Déjà novembre, une autre saison de culture vient de se terminer. Durant l'été, comme par les années passées, j'ai eu le privilège de visiter des champs de pommes de terre de vos fermes dans les diverses régions du Québec. Il est facile de constater tous les efforts que vous déployez pour obtenir de belles cultures. Malgré tout ce travail, une maladie finit toujours par passer à travers les mailles du filet. L'alternariose, aussi connue sous le nom de brûlure hâtive ou brûlure alternarienne, refuse obstinément de capituler.

Causée par le champignon Alternaria solani, la brûlure hâtive s'attaque principalement au feuillage des pommes de terre et aux plantes de la même famille, comme les tomates. Parfois négligé, ce pathogène mérite certainement toute notre attention. En causant la mort d'une partie du feuillage, la maladie réduit la capacité de la plante à donner du rendement. Il faut garder en tête que notre plant de pommes de terre est un capteur solaire. Plus grande est sa surface pour capter le soleil, plus il produira de sucres et meilleur sera le remplissage des tubercules. Si les pertes peuvent demeurer inférieures à 5 % lorsqu'on maîtrise la situation, elles peuvent dépasser les 50 % lors d'infestations graves.

Les symptômes
Taches brunes concentriques
Lésions rejoignant les nervures de la feuille
Infection avancée
Les tubercules aussi peuvent être affectés par l'alternariose.
Les premiers symptômes apparaissent sous la forme de petites taches brunes de 1 ou 2 mm sur les feuilles du bas (photo 1 à la page 56). Au fur et à mesure qu'elles se développent, ces lésions rejoignent les nervures des feuilles pour ainsi prendre une forme angulaire et une taille allant jusqu'à 1 cm (photo 2). Les taches se composent d'anneaux foncés concentriques, comme une cible, une caractéristique très particulière. Avec le temps, la maladie se déplace vers le haut du plant et peut conduire à son dépérissement (photo 3). Notons que les dommages seront plus importants quand l'infection survient lors de la période de floraison. Les tubercules aussi peuvent être affectés par l'alternariose. Ces derniers peuvent contracter la maladie lorsqu'ils entrent en contact avec des fanes contaminées au moment de l'arrachage. On observera alors des lésions de forme circulaire à irrégulière, qui forment de légères dépressions dans la peau du tubercule (photo 4). On retrouvera des tissus brunâtres sous les lésions. Ces dernières peuvent prendre de l'expansion sur le tubercule durant l'entreposage, mais ne peuvent se répandre aux autres tubercules.

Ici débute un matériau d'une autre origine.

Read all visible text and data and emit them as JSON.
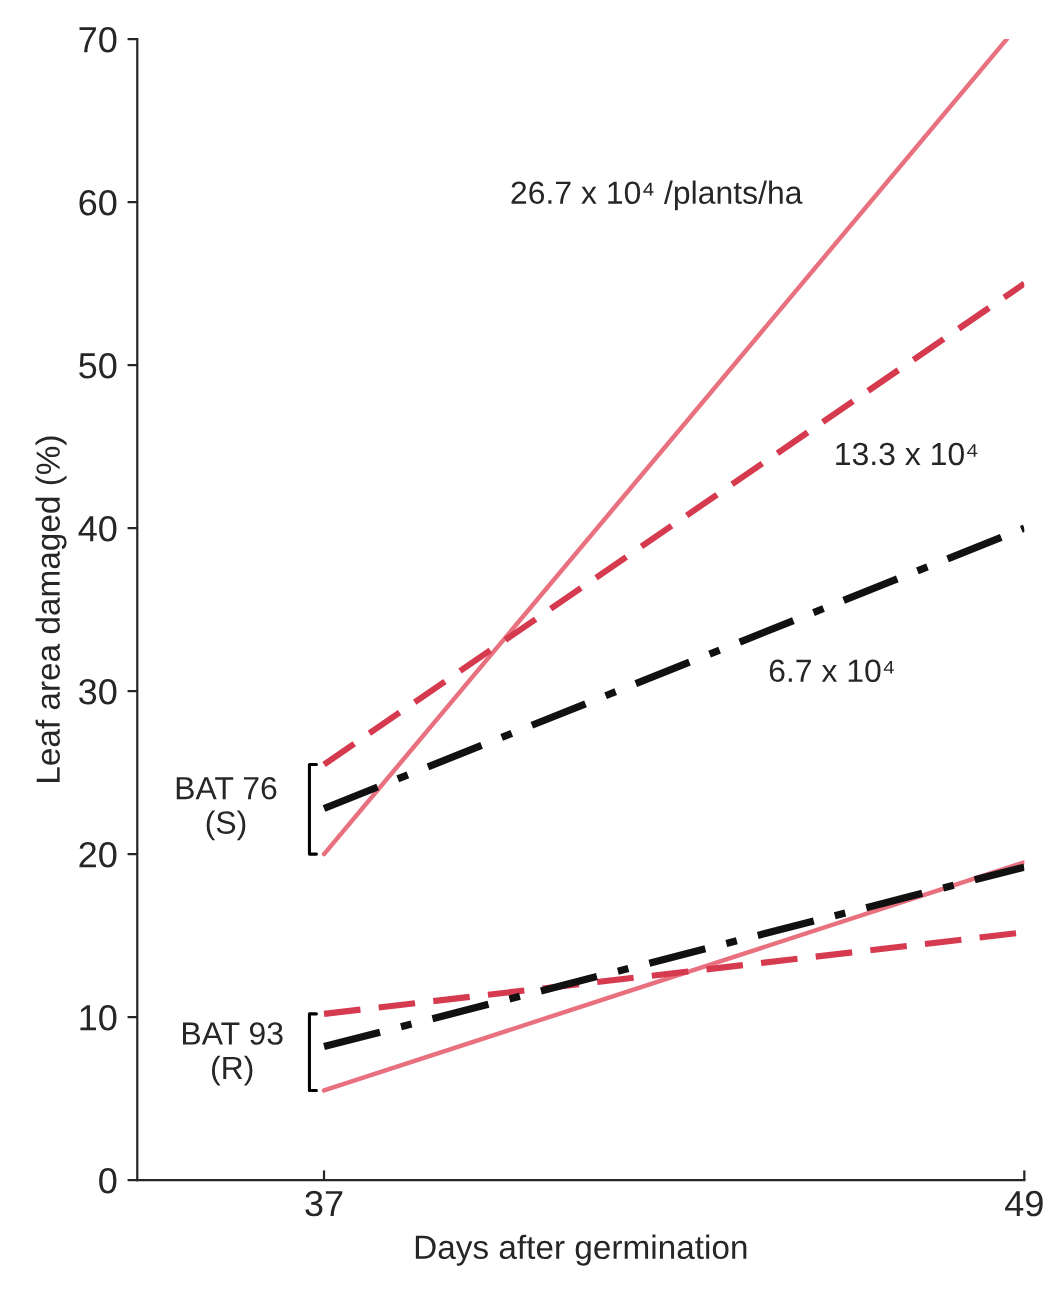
{
  "chart_data": {
    "type": "line",
    "xlabel": "Days after germination",
    "ylabel": "Leaf area damaged (%)",
    "xlim": [
      33.8,
      49
    ],
    "xticks": [
      37,
      49
    ],
    "ylim": [
      0,
      70
    ],
    "yticks": [
      0,
      10,
      20,
      30,
      40,
      50,
      60,
      70
    ],
    "grid": false,
    "legend": false,
    "series": [
      {
        "color": "#e8707f",
        "line_style": "solid",
        "x": [
          37,
          48.7
        ],
        "values": [
          20,
          70
        ]
      },
      {
        "color": "#d63a4f",
        "line_style": "dashed",
        "x": [
          37,
          49
        ],
        "values": [
          25.5,
          55
        ]
      },
      {
        "color": "#111111",
        "line_style": "dashdot",
        "x": [
          37,
          49
        ],
        "values": [
          22.8,
          40
        ]
      },
      {
        "color": "#e8707f",
        "line_style": "solid",
        "x": [
          37,
          49
        ],
        "values": [
          5.5,
          19.5
        ]
      },
      {
        "color": "#d63a4f",
        "line_style": "dashed",
        "x": [
          37,
          49
        ],
        "values": [
          10.2,
          15.2
        ]
      },
      {
        "color": "#111111",
        "line_style": "dashdot",
        "x": [
          37,
          49
        ],
        "values": [
          8.2,
          19.2
        ]
      }
    ],
    "annotations": [
      "26.7 x 10⁴ /plants/ha",
      "13.3 x 10⁴",
      "6.7 x 10⁴",
      "BAT 76\n(S)",
      "BAT 93\n(R)"
    ]
  }
}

Certaines conditions atmosphériques favorisent le développement de la maladie sur le feuillage. Les spores du champignon survivent dans les débris au sol. Elles peuvent provenir du même champ ou être transportées par le vent à partir d'un champ voisin. Pour infecter les feuilles, les spores ont besoin d'humidité sur le feuillage et d'une température oscillant entre 20 et 30 ºC. Des nuits fraîches avec une rosée favoriseront la maladie. Une fois le champignon installé sur une feuille, il produira de nouvelles spores qui iront coloniser le haut du plant. Les lésions apparaissent de deux à trois jours après l'infection.

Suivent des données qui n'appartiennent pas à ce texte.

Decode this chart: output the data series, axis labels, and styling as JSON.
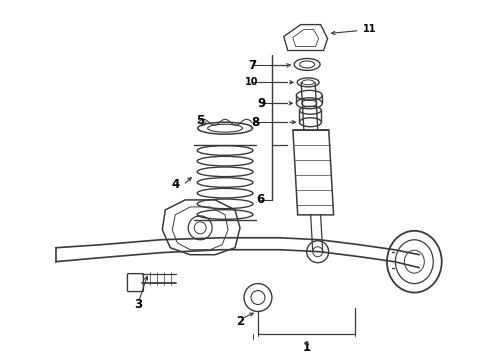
{
  "bg_color": "#ffffff",
  "line_color": "#3a3a3a",
  "text_color": "#000000",
  "fig_width": 4.89,
  "fig_height": 3.6,
  "dpi": 100
}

La maîtrise de ce champignon
Différentes actions doivent être prises pour garder la maîtrise sur ce champignon. Tout d'abord, comme pour plusieurs autres maladies, la rotation de culture est un incontournable qui réduira le niveau d'inoculum dans le champ. Dans un monde idéal, un saut de deux ou trois ans aura le plus d'impact. Un deuxième facteur est la gestion de l'irrigation. Un feuillage qui a le temps de sécher avant la nuit sera moins à risque. L'incorporation des résidus de culture peut aussi réduire le niveau d'inoculum. Ce sont les spores en surface qui contaminent la culture. La génétique a aussi son mot à dire. Bien qu'aucune variété ne soit résistante, certaines sont plus sensibles que d'autres. Par exemple, la Russet Burbank l'est moins que la Hilite Russet.

Par la suite, il faut maintenir le plant vigoureux et en bonne santé jusqu'au défanage. Des plants stressés et amorphes sont beaucoup plus sensibles à l'infection. En regardant le métabolisme de la plante, on constate que jusqu'à la floraison, le développement du feuillage est la priorité. Par la suite, le plant de pommes de terre va se concentrer sur le développement des tubercules, le feuillage n'est alors plus une priorité. C'est souvent à ce moment que les symptômes d'alternariose commencent à apparaître. Ainsi, il faut réduire les stress sur la culture au minimum, particulièrement en ce qui a trait à l'azote. Un feuillage carencé en azote après la floraison sera moins résistant à la maladie. Alors qu'au contraire, un feuillage vigoureux retardera l'apparition des symptômes de la maladie. Historiquement, l'urée technique a souvent été utilisée pour soutenir le feuillage en cours de saison. Depuis 2013, l'azote liquide à dégagement lent est la nouvelle façon de faire en fertilisation foliaire. Avec une meilleure absorption par la feuille et un effet qui s'échelonne pendant deux semaines, le Folium 26-0-0+0,5 B ADL contribue à garder le feuillage en bonne santé.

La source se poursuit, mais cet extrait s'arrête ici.